Continuing to the Gospel of Matthew, [Mt. 22:15-21] our attention is drawn towards the few who did not shine very much, if at all, in the eyes of God. Our attention is drawn to the Pharisees who were siding with the Herodians to trap Jesus with a question. Their intent was to have Jesus side with either the Pharisees or the Zealots. Consequently, this would cause some friction with one of the parties.

You see, the Herodians supported Herod's succession of rulers. They were extremely loyal to Rome. The Zealots rejected the fact that they were subjected to a foreign power. They wanted the Romans out of their lives. The Pharisees believed as the Zealots but they did not believe in using force to obtain independence. Any answer to the question that was given to Jesus was bound to cause friction with either one of the parties. But Jesus perceived their malice.

Jesus was asked, "Is it lawful to pay taxes to the emperor or not?" Jesus asked for a coin and said, "Whose head is this, and whose title?" The New Testament translation of the Latin Vulgate says, "Whose image and inscription is this?" [Mt. 22:20] They answered, "The emperor's." So Jesus told them to give therefore to the emperor the things that belong to the emperor and to God the things that are God's.

To fully understand this tricky question, it is necessary to know and understand what related to the minting of Roman coins.
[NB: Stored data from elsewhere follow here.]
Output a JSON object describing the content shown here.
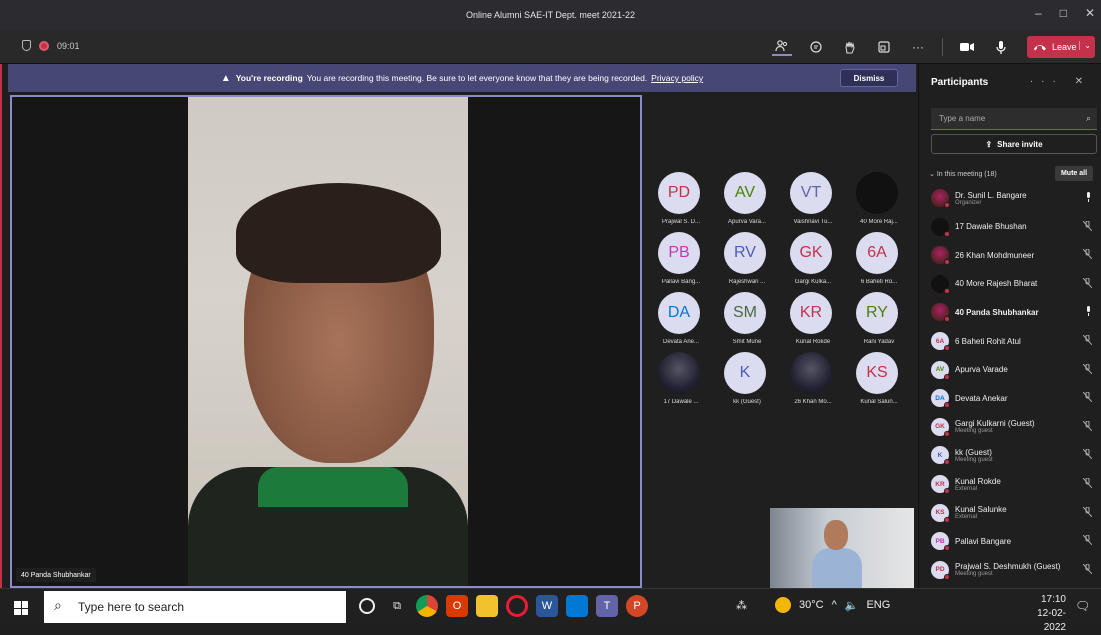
{
  "window": {
    "title": "Online Alumni SAE-IT Dept. meet 2021-22",
    "controls": [
      "–",
      "□",
      "✕"
    ]
  },
  "toolbar": {
    "timer": "09:01",
    "icons": [
      "people-icon",
      "chat-icon",
      "raise-hand-icon",
      "rooms-icon",
      "more-icon",
      "camera-icon",
      "mic-icon",
      "share-tray-icon"
    ],
    "more_label": "···",
    "leave_label": "Leave",
    "accent": "#c4314b"
  },
  "banner": {
    "title": "You're recording",
    "text": "You are recording this meeting. Be sure to let everyone know that they are being recorded.",
    "link": "Privacy policy",
    "dismiss": "Dismiss",
    "color": "#464775"
  },
  "main_video": {
    "name": "40 Panda Shubhankar"
  },
  "tiles": [
    {
      "initials": "PD",
      "name": "Prajwal S. D...",
      "kind": "initials"
    },
    {
      "initials": "AV",
      "name": "Apurva Vara...",
      "kind": "initials"
    },
    {
      "initials": "VT",
      "name": "Vaishnavi Tu...",
      "kind": "initials"
    },
    {
      "initials": "",
      "name": "40 More Raj...",
      "kind": "dark"
    },
    {
      "initials": "PB",
      "name": "Pallavi Bang...",
      "kind": "initials"
    },
    {
      "initials": "RV",
      "name": "Rajeshwari ...",
      "kind": "initials"
    },
    {
      "initials": "GK",
      "name": "Gargi Kulka...",
      "kind": "initials"
    },
    {
      "initials": "6A",
      "name": "6 Baheti Ro...",
      "kind": "initials"
    },
    {
      "initials": "DA",
      "name": "Devata Ane...",
      "kind": "initials"
    },
    {
      "initials": "SM",
      "name": "Smit Mune",
      "kind": "initials"
    },
    {
      "initials": "KR",
      "name": "Kunal Rokde",
      "kind": "initials"
    },
    {
      "initials": "RY",
      "name": "Rani Yadav",
      "kind": "initials"
    },
    {
      "initials": "",
      "name": "17 Dawale ...",
      "kind": "photo"
    },
    {
      "initials": "K",
      "name": "kk (Guest)",
      "kind": "initials"
    },
    {
      "initials": "",
      "name": "26 Khan Mo...",
      "kind": "photo"
    },
    {
      "initials": "KS",
      "name": "Kunal Salun...",
      "kind": "initials"
    }
  ],
  "tile_colors": {
    "PD": "#c4314b",
    "AV": "#498205",
    "VT": "#6264a7",
    "PB": "#c239b3",
    "RV": "#4a5bbf",
    "GK": "#c4314b",
    "6A": "#c4314b",
    "DA": "#0078d4",
    "SM": "#4b6b3c",
    "KR": "#c4314b",
    "RY": "#498205",
    "K": "#4a5bbf",
    "KS": "#c4314b"
  },
  "panel": {
    "title": "Participants",
    "controls": "··· ✕",
    "search_placeholder": "Type a name",
    "share_invite": "Share invite",
    "section": "In this meeting (18)",
    "mute_all": "Mute all",
    "participants": [
      {
        "av": "",
        "name": "Dr. Sunil L. Bangare",
        "sub": "Organizer",
        "kind": "photo",
        "mic": "on",
        "bold": false
      },
      {
        "av": "",
        "name": "17 Dawale Bhushan",
        "sub": "",
        "kind": "dark",
        "mic": "off",
        "bold": false
      },
      {
        "av": "",
        "name": "26 Khan Mohdmuneer",
        "sub": "",
        "kind": "photo",
        "mic": "off",
        "bold": false
      },
      {
        "av": "",
        "name": "40 More Rajesh Bharat",
        "sub": "",
        "kind": "dark",
        "mic": "off",
        "bold": false
      },
      {
        "av": "",
        "name": "40 Panda Shubhankar",
        "sub": "",
        "kind": "photo",
        "mic": "on",
        "bold": true
      },
      {
        "av": "6A",
        "name": "6 Baheti Rohit Atul",
        "sub": "",
        "kind": "initials",
        "mic": "off",
        "bold": false
      },
      {
        "av": "AV",
        "name": "Apurva Varade",
        "sub": "",
        "kind": "initials",
        "mic": "off",
        "bold": false
      },
      {
        "av": "DA",
        "name": "Devata Anekar",
        "sub": "",
        "kind": "initials",
        "mic": "off",
        "bold": false
      },
      {
        "av": "GK",
        "name": "Gargi Kulkarni (Guest)",
        "sub": "Meeting guest",
        "kind": "initials",
        "mic": "off",
        "bold": false
      },
      {
        "av": "K",
        "name": "kk (Guest)",
        "sub": "Meeting guest",
        "kind": "initials",
        "mic": "off",
        "bold": false
      },
      {
        "av": "KR",
        "name": "Kunal Rokde",
        "sub": "External",
        "kind": "initials",
        "mic": "off",
        "bold": false
      },
      {
        "av": "KS",
        "name": "Kunal Salunke",
        "sub": "External",
        "kind": "initials",
        "mic": "off",
        "bold": false
      },
      {
        "av": "PB",
        "name": "Pallavi Bangare",
        "sub": "",
        "kind": "initials",
        "mic": "off",
        "bold": false
      },
      {
        "av": "PD",
        "name": "Prajwal S. Deshmukh (Guest)",
        "sub": "Meeting guest",
        "kind": "initials",
        "mic": "off",
        "bold": false
      }
    ]
  },
  "taskbar": {
    "search_placeholder": "Type here to search",
    "apps": [
      "cortana-icon",
      "task-view-icon",
      "chrome-icon",
      "office-icon",
      "file-explorer-icon",
      "opera-icon",
      "word-icon",
      "photos-icon",
      "teams-icon",
      "powerpoint-icon"
    ],
    "temperature": "30°C",
    "language": "ENG",
    "time": "17:10",
    "date": "12-02-2022"
  }
}
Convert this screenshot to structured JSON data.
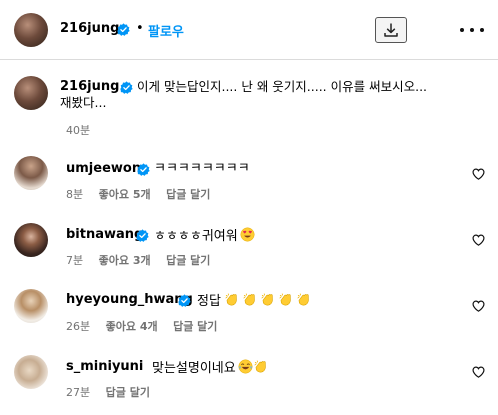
{
  "header": {
    "username": "216jung",
    "dot": "•",
    "follow_label": "팔로우"
  },
  "caption": {
    "username": "216jung",
    "line1": "이게 맞는답인지.... 난 왜 웃기지..... 이유를 써보시오...",
    "line2": "재봤다...",
    "time": "40분"
  },
  "comments": [
    {
      "username": "umjeewon",
      "text": "ㅋㅋㅋㅋㅋㅋㅋㅋ",
      "time": "8분",
      "likes": "좋아요 5개",
      "reply": "답글 달기"
    },
    {
      "username": "bitnawang",
      "text": "ㅎㅎㅎㅎ귀여워",
      "time": "7분",
      "likes": "좋아요 3개",
      "reply": "답글 달기"
    },
    {
      "username": "hyeyoung_hwang",
      "text": "정답",
      "time": "26분",
      "likes": "좋아요 4개",
      "reply": "답글 달기"
    },
    {
      "username": "s_miniyuni",
      "text": "맞는설명이네요",
      "time": "27분",
      "reply": "답글 달기"
    }
  ],
  "icons": {
    "download": "download-icon",
    "more": "more-options-icon",
    "verified": "verified-badge-icon",
    "heart": "heart-outline-icon",
    "clap": "clapping-hands-emoji",
    "heart_eyes": "heart-eyes-emoji",
    "laughing": "tears-of-joy-emoji"
  },
  "colors": {
    "accent": "#0095f6",
    "verified": "#0095f6",
    "meta": "#737373",
    "divider": "#dbdbdb"
  }
}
The right to mint a coin proved sovereignty. The Roman Government minted their own coins and jealously guarded this sovereignty, making it an act of rebellion to mint any coins other than under the Roman authority. As such, since the coins were minted by the Roman Empire, they belonged to its Government.
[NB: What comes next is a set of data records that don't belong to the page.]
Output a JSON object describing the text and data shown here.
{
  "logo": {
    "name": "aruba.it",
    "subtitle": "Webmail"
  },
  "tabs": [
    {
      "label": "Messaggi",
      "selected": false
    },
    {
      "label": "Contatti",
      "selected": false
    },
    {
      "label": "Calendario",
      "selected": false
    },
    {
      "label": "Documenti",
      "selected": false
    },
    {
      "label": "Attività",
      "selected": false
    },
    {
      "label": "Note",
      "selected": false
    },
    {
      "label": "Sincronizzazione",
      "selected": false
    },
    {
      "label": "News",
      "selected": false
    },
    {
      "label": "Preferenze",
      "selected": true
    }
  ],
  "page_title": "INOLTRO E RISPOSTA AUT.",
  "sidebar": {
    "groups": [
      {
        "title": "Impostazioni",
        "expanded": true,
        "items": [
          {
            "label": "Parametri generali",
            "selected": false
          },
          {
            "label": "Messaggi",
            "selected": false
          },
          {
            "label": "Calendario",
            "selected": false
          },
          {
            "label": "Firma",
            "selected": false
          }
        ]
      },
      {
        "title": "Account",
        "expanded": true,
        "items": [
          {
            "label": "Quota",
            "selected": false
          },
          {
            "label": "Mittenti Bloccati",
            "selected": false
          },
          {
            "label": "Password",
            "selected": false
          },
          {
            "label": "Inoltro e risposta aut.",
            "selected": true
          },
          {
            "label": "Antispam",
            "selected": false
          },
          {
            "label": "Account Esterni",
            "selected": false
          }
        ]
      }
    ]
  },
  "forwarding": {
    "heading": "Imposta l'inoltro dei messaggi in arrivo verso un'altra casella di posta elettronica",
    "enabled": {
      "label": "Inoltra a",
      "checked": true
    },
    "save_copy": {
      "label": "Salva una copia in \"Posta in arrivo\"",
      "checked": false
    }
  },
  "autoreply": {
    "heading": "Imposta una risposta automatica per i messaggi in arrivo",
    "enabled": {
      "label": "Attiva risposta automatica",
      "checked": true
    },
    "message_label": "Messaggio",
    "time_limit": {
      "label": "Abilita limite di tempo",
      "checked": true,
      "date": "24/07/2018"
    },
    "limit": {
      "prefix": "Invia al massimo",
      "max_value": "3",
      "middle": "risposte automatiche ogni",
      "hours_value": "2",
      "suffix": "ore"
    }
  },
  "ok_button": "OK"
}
To condemn the paying of taxes would have meant to disagree with the occupancy of the Romans. To agree to pay taxes would have meant to support their occupancy of the land.

Now, one may wonder how this Bible passage relates to the other two readings. It does so through the word "image." Give to God the things that are God's.
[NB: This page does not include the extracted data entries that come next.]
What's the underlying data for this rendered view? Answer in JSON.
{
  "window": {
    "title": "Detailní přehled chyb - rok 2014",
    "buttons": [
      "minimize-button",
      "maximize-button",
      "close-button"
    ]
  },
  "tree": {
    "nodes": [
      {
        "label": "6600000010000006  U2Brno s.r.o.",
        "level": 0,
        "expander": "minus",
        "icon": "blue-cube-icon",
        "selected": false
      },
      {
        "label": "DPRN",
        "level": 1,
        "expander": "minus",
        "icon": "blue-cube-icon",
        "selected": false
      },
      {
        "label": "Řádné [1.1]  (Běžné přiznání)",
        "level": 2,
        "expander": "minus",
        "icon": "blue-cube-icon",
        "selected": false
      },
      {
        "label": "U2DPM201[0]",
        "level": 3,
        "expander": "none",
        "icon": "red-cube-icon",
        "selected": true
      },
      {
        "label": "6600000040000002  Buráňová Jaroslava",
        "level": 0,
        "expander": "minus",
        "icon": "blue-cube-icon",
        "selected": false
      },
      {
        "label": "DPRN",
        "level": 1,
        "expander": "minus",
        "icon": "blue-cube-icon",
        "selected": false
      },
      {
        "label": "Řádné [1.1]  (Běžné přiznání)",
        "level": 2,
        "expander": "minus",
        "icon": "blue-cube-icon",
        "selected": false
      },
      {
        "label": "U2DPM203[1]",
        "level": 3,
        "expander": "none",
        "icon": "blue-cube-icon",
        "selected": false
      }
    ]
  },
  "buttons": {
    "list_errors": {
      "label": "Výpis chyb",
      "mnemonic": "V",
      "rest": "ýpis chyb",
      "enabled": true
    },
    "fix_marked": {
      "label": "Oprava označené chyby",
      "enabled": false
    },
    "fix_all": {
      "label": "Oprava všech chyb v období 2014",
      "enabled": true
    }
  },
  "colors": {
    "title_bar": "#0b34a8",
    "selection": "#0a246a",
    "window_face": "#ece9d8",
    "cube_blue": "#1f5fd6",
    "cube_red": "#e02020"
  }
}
Earlier, I spoke of all the blessings that God has given each and every one of us. In Roman 8:29, we learn that "those whom God foreknew He also predestined to be conformed to the image of His Son, in order that He might be the firstborn within a large family." In 1 Cor. 15:49, we learn that "just as we have borne the image of the man of dust, we will also bear the image of the man of Heaven." 2 Cor. 3:18 tells us, "And all of us, with unveiled faces, seeing the glory of the Lord as though reflected in a mirror, are being transformed into the same image from one degree of glory to another." And Col. 3:10 tells us, "clothed yourselves with the new self, which is being renewed in knowledge according to the image of its creator."

As the Book of Genesis teaches us, man was created in the image of God. Having lost that original image through the disobedience of Adam, God placed in motion a progressive Divine Plan to once more transform us into His glorious image. That is why God gave us so many gifts and blessings. That is why Christ died for us. That is why we are being transformed into the image of Christ through faith, hope and charity.

Belonging to God, we are called to become in His image. We are called to actively maintain our gifts by living our faith in Christ. We are called to give to God what belongs to God so it will not be said, "In their case the god of this world has blinded them from seeing the light of the gospel of the glory of Christ, who is the image of God." [2 Cor. 4:4]

Today's message my brothers and sisters is, let us appreciate what God has given us. By the power of the Holy Spirit, let us preserve our gifts and blessings with all our souls, our minds, our spirits, our hearts and our strength. In the Most Holy Name of Jesus, let us keep these gifts stainless so that one day, when we will appear before the Lord God, we will proudly give Him back what He gave us. Then, we will rightfully inherit the assurance of our salvation.